HCCSC sues the Kriegbaums

 

by Andrew Maciejewski – amaciejewski@h-ponline.com

A lawsuit filed by the Huntington County Community School Corporation (HCCSC) aims to strip the Kriegbaum Estate heirs and restrictions limiting the corporation’s use of the property from the original deed, according to court records.

HCCSC previously discussed moving the football field across Jefferson Street and onto school grounds, as part of their discussion in 2018 to seek $90 million of improvements to Huntington North High School.

The lawsuit comes after an heir to the Kriegbaum Estate, 81-year-old John Kriegbaum, addressed the school board of trustees at their Jan. 14 meeting disputing HCCSC’s plans to quiet the title of the property. He requested that the corporation respect his grandfather’s wishes for the property, since he said his grandfather only donated the property to increase athletics in Huntington, and he said he felt corporation was quieting the title since the property’s value has increased due to the development of the area near U.S. 24.

The total assessed valuation for the property is more than $650,000, according to Government Information Systems (GIS) reports.

During a meeting in January 2018, HCCSC Superintendent Randy Harris said he believes the limits of the original deed no longer apply.

“There’s the urban legend out there that if the school district chooses to do anything with that property other than to use it for athletics that it would revert back to the Kriegbaums,” Harris previously said. “We believe that all of that time has passed and that we indeed do have the authority to do – dispose of the property in any way that we should choose, but this resolves the matter before we would ever get to the point of having to clean it up.”

On August 1, 1927, John Philip Kriegbaum and his wife, Anna Smith Kriegbaum, donated the property now known as Kriegbaum Field to the “public schools of the City of Huntington” under the express conditions that the property be used as an athletic field, no professional sports be played there and no games take place on Sundays, according to the deed. The deed states that if the rules aren’t followed, the property is to be reverted to the Kriegbaum’s or their heirs.

In HCCSC’s complaint, the corporation claims that, to its knowledge, John Philip Kriegbaum, his wife and his sons and daughters are all dead.

HCCSC also asserts that since the public schools within Huntington County consolidated, HCCSC has broken restrictions set forth in the deed for more than 50 years, since the field now serves the entire county and not just “public schools of the City of Huntington” and non-athletic events, according to the complaint.

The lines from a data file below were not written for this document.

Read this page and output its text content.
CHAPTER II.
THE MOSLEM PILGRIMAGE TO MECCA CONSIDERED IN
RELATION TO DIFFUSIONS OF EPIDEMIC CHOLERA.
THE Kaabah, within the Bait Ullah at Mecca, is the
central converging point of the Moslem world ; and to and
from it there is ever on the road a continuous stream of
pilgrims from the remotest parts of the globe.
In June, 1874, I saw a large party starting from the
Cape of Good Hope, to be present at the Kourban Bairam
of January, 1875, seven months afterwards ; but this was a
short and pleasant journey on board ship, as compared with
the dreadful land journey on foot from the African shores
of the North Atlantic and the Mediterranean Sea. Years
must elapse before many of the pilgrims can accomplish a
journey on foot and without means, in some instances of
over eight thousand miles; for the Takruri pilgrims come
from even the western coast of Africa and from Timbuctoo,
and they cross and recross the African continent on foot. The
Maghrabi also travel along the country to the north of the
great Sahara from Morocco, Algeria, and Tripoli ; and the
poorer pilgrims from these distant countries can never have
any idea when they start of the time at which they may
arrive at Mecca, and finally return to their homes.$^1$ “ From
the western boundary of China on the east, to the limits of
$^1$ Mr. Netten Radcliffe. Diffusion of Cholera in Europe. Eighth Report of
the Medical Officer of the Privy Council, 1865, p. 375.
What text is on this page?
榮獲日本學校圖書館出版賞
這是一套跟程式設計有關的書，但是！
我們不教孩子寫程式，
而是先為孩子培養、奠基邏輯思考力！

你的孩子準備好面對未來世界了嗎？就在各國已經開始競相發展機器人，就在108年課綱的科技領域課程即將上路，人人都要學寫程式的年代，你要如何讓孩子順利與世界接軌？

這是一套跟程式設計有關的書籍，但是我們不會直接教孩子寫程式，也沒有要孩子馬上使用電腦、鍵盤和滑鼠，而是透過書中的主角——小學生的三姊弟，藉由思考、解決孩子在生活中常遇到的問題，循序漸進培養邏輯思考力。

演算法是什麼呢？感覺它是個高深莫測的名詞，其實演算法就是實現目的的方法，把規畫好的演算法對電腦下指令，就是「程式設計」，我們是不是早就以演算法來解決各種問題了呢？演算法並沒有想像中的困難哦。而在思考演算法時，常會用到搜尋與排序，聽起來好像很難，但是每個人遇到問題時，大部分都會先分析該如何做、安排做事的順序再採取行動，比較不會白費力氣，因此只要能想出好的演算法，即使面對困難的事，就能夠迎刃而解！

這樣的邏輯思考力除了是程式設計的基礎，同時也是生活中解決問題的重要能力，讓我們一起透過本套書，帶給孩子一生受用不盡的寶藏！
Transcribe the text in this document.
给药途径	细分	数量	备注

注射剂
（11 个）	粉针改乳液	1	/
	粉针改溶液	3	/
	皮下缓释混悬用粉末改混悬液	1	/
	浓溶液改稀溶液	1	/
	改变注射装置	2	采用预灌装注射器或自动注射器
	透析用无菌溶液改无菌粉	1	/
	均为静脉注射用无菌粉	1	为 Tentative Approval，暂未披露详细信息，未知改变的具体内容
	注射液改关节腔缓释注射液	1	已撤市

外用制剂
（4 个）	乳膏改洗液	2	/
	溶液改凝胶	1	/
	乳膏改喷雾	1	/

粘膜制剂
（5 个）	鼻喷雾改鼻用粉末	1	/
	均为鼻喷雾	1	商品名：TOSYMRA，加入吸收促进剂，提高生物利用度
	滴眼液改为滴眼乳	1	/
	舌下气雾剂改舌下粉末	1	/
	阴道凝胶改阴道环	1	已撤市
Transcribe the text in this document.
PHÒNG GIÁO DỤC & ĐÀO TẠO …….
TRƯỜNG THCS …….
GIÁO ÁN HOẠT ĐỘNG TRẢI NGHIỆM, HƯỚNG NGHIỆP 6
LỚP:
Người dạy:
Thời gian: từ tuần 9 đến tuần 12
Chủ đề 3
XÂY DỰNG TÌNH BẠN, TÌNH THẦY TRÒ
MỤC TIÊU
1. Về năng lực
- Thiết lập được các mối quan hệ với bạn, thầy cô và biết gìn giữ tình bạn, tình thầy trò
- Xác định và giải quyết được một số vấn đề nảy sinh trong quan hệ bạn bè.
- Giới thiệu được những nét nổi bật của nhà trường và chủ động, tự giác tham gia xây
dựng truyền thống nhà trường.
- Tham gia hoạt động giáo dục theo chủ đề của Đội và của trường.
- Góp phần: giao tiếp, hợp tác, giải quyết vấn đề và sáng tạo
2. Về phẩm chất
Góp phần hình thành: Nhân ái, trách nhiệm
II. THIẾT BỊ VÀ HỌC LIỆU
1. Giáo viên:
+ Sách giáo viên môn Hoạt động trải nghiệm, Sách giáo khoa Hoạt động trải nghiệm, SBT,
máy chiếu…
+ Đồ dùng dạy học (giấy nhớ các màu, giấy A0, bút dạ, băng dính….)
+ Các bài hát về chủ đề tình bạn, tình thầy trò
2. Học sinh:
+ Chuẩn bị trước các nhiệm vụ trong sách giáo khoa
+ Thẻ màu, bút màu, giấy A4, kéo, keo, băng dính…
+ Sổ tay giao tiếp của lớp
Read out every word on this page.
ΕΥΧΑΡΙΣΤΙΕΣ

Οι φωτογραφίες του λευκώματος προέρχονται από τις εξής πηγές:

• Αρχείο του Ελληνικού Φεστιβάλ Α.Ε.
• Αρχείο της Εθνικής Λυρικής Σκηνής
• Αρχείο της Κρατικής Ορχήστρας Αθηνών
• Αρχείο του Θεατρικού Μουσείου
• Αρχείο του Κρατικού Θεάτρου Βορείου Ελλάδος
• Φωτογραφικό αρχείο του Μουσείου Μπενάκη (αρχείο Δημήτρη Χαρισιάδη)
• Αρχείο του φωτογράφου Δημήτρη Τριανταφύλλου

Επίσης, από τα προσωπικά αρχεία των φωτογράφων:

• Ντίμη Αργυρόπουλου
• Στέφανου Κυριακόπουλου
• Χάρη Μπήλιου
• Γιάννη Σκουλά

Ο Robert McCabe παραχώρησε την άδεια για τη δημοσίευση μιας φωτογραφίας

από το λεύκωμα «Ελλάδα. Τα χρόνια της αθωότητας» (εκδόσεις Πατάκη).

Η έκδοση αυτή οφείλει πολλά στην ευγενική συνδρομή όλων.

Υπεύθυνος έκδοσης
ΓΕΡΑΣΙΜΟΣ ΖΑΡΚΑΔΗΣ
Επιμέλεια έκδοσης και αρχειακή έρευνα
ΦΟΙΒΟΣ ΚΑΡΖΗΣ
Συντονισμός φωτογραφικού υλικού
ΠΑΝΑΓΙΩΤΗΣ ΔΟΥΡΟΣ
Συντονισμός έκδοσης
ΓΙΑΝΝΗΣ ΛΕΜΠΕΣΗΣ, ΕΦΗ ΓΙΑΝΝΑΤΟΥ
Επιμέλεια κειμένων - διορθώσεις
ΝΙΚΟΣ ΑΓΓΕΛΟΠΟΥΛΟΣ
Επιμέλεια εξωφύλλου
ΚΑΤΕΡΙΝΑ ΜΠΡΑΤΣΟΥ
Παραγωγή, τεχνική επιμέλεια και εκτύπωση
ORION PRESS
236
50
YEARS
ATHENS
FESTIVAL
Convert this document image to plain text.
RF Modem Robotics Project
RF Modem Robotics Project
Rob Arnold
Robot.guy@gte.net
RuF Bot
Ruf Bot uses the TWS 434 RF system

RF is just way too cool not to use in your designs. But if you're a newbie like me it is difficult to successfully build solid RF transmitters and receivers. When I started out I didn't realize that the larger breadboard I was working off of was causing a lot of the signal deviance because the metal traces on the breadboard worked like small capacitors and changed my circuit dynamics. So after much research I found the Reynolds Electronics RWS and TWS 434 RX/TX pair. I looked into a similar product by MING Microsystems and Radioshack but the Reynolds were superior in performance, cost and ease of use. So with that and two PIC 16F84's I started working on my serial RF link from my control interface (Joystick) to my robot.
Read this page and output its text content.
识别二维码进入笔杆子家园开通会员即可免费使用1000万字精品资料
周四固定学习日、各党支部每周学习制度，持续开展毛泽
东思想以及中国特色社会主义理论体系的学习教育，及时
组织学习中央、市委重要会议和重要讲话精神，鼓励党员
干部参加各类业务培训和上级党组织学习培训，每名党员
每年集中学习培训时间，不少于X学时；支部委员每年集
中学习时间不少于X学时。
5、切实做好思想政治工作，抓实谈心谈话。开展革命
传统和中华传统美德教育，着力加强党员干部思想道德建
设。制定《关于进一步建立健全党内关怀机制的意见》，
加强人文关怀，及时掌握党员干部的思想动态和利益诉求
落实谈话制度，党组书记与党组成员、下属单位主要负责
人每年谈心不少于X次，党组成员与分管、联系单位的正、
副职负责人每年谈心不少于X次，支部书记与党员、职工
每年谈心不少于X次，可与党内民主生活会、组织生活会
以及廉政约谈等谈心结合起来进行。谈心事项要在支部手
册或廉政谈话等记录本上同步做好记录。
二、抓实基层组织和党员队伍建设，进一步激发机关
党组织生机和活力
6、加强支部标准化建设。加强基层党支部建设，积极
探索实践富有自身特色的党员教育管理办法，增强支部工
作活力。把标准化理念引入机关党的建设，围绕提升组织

The complaint claims that the Kriegbaums and their heirs knew about the violations of the deed and had opportunities to revert the deed to the Kriegbaum Estate but failed to take legal action.

The corporation contends that the school has fulfilled the conditions of the deed, since the property has been used as a school athletic field for more than 90 years, adding that “the title should now be vested solely in HCCSC,” the complaint states.

In the 1960s when Huntington County began consolidating the schools within Huntington County, the complaint filed states that the School Consolidation Act of 1959 provided that “all property rights and assets of existing school corporations became automatically vested in the reorganized school corporation,” which is HSSCS and not the city public school system as stated on the deed.

In 1968, Kriegbaum Field was transferred to “become the sole and absolute property of the Huntington County Community School Corporation” and was “transferred to the name of (HCCSC),” and the complaint says that the transfer was a “technical breach of the Deed’s condition” but no legal action from the Kriegbaum Estate was initiated.

The complaint also cites a portion of Indiana Code that limits the ability of someone recovering property after June 30, 1994 for breaches of conditions that occurred before July 1, 1993. HCCSC claims that the specific clause bars the Kriegbaum Estate from seeking legal action to revert the title into their sole ownership.